The Pentagon said the coalition was targeting air defenses, terrorist training camps and other strategic military targets linked to the Taliban. Pentagon officials confirmed that the strikes began with cruise missile strikes launched from U.S. and British ships in the Arabian Sea, including at least one British submarine. U.S. fighter planes from aircraft carriers also were involved, Pentagon sources said.

Witnesses in Kandahar told CNN that at least three explosions rocked the city and power was out. Explosions were also reported in Afghanistan’s capital Kabul and in Jalalabad, near the Afghanistan-Pakistan border.

A senior Taliban official in Kandahar, southern Afghanistan, told CNN their command and radar systems at the Kandahar airport had been destroyed, but he said the group does not rely entirely on that equipment.

Bin Laden has been living in Afghanistan as a guest of the Taliban, the fundamentalist Islamic militia that rules most of Afghanistan, since they seized power in 1996.

U.S. officials say he and his al Qaeda organization are the prime suspects in the attacks that leveled the World Trade Center’s twin towers and seriously damaged the Pentagon. More than 5,000 people are presumed dead after hijackers plunged fuel-laden commercial jetliners into those buildings: A fourth jet crashed into a Pennsylvania field after passengers tried to overpower the hijackers.

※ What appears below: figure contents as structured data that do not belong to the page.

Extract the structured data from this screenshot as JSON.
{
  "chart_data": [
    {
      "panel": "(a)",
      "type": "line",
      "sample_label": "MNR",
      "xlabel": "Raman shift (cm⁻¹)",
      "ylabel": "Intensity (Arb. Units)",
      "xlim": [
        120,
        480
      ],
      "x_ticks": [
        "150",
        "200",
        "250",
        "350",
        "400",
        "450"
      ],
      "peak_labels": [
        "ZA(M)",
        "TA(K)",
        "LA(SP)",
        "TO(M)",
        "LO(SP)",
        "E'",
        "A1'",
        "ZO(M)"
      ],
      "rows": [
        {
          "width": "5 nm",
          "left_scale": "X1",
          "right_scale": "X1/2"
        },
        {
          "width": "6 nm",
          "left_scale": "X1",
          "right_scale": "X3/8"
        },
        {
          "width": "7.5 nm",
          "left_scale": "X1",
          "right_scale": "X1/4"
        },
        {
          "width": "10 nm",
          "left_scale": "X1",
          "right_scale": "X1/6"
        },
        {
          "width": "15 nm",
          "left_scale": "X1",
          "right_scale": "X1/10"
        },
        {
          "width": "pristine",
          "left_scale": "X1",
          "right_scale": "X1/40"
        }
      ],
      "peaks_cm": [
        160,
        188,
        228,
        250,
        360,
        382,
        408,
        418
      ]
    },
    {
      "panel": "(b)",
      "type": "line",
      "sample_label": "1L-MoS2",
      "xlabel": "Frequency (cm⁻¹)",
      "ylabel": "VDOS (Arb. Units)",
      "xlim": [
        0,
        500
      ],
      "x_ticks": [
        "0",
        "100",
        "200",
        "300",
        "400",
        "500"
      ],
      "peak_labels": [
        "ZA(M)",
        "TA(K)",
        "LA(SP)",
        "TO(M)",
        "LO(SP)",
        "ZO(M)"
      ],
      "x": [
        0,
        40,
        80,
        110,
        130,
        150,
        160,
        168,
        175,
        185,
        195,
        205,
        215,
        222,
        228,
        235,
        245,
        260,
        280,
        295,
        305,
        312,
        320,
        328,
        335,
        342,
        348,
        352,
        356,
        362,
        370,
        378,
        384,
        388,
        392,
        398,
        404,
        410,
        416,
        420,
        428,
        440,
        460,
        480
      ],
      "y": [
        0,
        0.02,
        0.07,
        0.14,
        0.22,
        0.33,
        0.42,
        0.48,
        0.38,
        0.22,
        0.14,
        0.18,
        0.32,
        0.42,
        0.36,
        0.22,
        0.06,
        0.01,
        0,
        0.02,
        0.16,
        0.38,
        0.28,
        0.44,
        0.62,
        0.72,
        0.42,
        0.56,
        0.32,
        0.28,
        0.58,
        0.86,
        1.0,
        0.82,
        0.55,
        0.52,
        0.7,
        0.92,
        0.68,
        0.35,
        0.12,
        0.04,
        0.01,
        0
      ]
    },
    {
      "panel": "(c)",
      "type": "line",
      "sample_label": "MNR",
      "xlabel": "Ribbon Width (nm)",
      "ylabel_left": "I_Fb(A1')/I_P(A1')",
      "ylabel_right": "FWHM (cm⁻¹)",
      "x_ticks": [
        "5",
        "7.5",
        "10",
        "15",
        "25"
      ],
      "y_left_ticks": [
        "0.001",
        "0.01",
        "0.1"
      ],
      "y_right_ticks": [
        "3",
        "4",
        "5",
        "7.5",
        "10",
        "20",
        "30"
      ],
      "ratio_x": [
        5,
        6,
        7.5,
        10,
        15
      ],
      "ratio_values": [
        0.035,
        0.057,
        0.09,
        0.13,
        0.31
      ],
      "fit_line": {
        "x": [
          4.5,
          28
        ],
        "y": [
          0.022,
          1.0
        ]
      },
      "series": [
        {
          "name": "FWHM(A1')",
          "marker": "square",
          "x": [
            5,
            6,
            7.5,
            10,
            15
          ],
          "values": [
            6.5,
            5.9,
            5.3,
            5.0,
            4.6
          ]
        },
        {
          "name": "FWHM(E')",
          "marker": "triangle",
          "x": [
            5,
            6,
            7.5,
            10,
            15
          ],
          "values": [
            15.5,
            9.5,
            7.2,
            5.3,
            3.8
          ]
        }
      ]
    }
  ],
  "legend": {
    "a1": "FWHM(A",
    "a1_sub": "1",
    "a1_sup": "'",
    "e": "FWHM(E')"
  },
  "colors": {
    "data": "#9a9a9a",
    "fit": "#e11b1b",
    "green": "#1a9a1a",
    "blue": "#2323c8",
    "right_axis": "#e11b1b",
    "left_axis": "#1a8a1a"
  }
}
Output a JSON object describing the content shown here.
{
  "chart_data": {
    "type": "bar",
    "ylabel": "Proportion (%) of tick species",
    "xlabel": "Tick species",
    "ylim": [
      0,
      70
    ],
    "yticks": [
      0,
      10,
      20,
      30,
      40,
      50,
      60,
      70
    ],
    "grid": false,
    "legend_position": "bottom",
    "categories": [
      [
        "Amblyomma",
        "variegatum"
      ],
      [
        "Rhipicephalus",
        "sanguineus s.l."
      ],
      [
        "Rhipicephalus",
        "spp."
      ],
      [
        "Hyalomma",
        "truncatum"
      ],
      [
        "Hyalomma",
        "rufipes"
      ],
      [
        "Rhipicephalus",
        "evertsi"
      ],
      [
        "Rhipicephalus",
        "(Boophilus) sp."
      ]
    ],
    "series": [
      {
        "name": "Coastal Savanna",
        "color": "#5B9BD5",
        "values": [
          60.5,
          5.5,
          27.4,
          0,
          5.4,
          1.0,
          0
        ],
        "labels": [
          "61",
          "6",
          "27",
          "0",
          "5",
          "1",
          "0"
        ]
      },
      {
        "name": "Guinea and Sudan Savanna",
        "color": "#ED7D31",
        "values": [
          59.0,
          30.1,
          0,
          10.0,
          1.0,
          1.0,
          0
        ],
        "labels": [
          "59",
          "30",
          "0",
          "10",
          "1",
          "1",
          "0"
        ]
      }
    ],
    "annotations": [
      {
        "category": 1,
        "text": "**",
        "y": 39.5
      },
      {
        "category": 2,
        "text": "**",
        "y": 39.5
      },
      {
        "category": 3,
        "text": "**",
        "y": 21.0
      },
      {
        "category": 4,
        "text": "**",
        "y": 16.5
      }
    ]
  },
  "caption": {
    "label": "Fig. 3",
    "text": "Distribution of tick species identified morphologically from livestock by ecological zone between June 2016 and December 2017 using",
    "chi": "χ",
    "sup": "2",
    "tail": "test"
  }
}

The United States began moving warships, aircraft and troops to southwest Asia in the weeks after the attacks. At the same time, U.S. diplomats worked to assemble a broad coalition of nations to support an international campaign against terrorism, including its NATO allies, Russia, Japan and moderate Arab states such as Jordan, Egypt and Saudi Arabia.

The Bush administration began sharing the results of its investigation into the September 11 attack with key allies, including the NATO countries and Pakistan, on October 2.

The United States designated bin Laden’s al Qaeda organization a terrorist group in 1999. The organization has maintained training camps in Afghanistan for several years, and those camps were the target of a 1998 U.S. strike after bombings at U.S. embassies in Kenya and Tanzania killed more than 200 people.

Bin Laden faces criminal charges in the United States in connection with those bombings, and testimony in the trials of four men convicted of those attacks linked them to al Qaeda.

A light in this nightscope shot looking southward toward Kabul shows an explosion.